I'm new to CUDA and I'm trying to develop simple (naive) erosion algorithm with structural element 3x3. As for now, I have developed a code (it's based on nVidia presentation):

#define bx (blockIdx.x)
#define by (blockIdx.y)
#define bdx (blockDim.x)
#define bdy (blockDim.y)
#define tx (threadIdx.x)
#define ty (threadIdx.y)
#define max( a, b ) ( ((a) > (b)) ? (a) : (b) )
#define min( a, b ) ( ((a) < (b)) ? (a) : (b) )

#define TILE_H 16
#define TILE_W 16
#define D 3    //structural element diameter
#define R 1    //structural element radius
#define BLOCK_W (TILE_W+D-1)
#define BLOCK_H (TILE_H+D-1)

__global__ void erosion(int *picture, unsigned int width, unsigned int height)
{    
    __shared__ int pixels[BLOCK_W*BLOCK_H];
    int x = bx*TILE_W + tx - R;
    int y = by*TILE_H + ty - R;

    x = max(0, x);
    x = min(x, (int)width-1);
    y = max(y,0);
    y = min(y, (int)height-1);

    unsigned int idx = y*width + x;
    unsigned int bidx = ty*bdy+tx;
    pixels[bidx] = picture[idx];
    __syncthreads();

    //compute pixels inside apron
    if (tx>=R && tx<BLOCK_W-R && ty>=R && ty < BLOCK_H-R)
    {
    //erode
    if (pixels[bidx] == 1)
        picture[idx] = pixels[ty*bdy+(tx+1)] & pixels[ty*bdy+(tx-1)] & pixels[(ty+1)*bdy+tx] & pixels[(ty-1)*bdy+tx];
    }
}

And main() function:

int main()
{
    //...    
    int *pixels;
    int img_width=M; int img_height=N;
    cudaMemcpy(dev_pixels, pixels, M*N*sizeof(int), cudaMemcpyHostToDevice);

    dim3 blocks(img_width/BLOCK_W, img_height/BLOCK_H);
    erosion<<<blocks, D*D>>>(dev_pixels, img_width, img_height);

    cudaMemcpy(output, dev_pixels, M*N*sizeof(int), cudaMemcpyDeviceToHost);
}

My problem is: it seems, that erosion() never reaches the if statement, where I want to compute pixels inside the apron. Do You happen to have any idea why is that so? I already ruled out img_widht/BLOCK_W division (it could return 0 value, but currently I fixed img_widht=54 and img_height=36).

Szał Pał
  • 306
  • 1
  • 7
  • 20
  • 1
    start by adding [proper cuda error checking](http://stackoverflow.com/questions/14038589/what-is-the-canonical-way-to-check-for-errors-using-the-cuda-runtime-api) to your code and run your code with `cuda-memcheck` – Robert Crovella May 21 '14 at 23:21

1 Answers1

2

You are launching a kernel whose grid consists of a 2D array of blocks, each of which has a 1D array of threads:

dim3 blocks(img_width/BLOCK_W, img_height/BLOCK_H); // creates 2D blocks variable
erosion<<<blocks, D*D>>>(dev_pixels, img_width, img_height);
           ^       ^
           |       |
           |       1D array of threads
           2D array of blocks

Since your threadblock is a 1D array of threads, threadIdx.y is always zero (for every thread in every block). Therefore ty is always zero, and this if-test always fails:

if (tx>=R && tx<BLOCK_W-R && ty>=R && ty < BLOCK_H-R)

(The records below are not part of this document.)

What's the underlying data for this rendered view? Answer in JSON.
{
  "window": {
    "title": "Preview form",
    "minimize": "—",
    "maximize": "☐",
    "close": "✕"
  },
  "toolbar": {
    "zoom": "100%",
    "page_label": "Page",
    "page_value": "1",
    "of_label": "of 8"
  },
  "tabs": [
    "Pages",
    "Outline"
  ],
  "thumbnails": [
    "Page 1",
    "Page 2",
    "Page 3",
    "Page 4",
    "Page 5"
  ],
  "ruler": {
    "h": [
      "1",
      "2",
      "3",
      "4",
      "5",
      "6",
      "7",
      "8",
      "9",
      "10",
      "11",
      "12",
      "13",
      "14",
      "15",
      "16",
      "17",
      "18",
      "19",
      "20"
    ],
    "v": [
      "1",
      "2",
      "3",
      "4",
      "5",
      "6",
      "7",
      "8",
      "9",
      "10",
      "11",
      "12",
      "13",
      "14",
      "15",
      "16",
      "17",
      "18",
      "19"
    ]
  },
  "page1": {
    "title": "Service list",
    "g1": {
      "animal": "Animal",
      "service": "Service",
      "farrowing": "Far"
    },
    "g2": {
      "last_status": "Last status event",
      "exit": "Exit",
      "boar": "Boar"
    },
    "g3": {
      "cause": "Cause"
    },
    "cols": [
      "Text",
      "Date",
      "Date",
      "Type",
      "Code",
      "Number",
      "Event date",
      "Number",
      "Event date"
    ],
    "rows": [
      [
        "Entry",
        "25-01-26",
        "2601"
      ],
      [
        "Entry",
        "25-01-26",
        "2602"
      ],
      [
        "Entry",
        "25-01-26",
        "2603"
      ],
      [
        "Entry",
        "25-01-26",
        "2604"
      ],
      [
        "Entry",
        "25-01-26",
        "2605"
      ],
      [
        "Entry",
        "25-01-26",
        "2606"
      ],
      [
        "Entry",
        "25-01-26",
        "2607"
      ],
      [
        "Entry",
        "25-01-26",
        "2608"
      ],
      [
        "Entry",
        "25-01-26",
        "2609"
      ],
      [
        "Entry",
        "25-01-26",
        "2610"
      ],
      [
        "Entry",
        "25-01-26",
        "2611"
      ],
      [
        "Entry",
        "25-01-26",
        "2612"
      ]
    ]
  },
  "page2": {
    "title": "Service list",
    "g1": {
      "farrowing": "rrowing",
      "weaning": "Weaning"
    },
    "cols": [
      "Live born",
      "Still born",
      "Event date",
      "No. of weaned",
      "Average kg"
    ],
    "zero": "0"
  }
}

since ty(==0) is never greater than or equal to R(==1)

You can launch a 2D array of threads in each block by defining an appropriate dim3 quantity:

dim3 threads(D,D);

and passing that in your kernel config:

erosion<<<blocks, threads>>>(dev_pixels, img_width, img_height);

I can't say whether this is sensible for the rest of your code, but with that modification I can say that the interior (body) of your if-statement in question will be reached.

Robert Crovella
  • 143,785
  • 11
  • 213
  • 257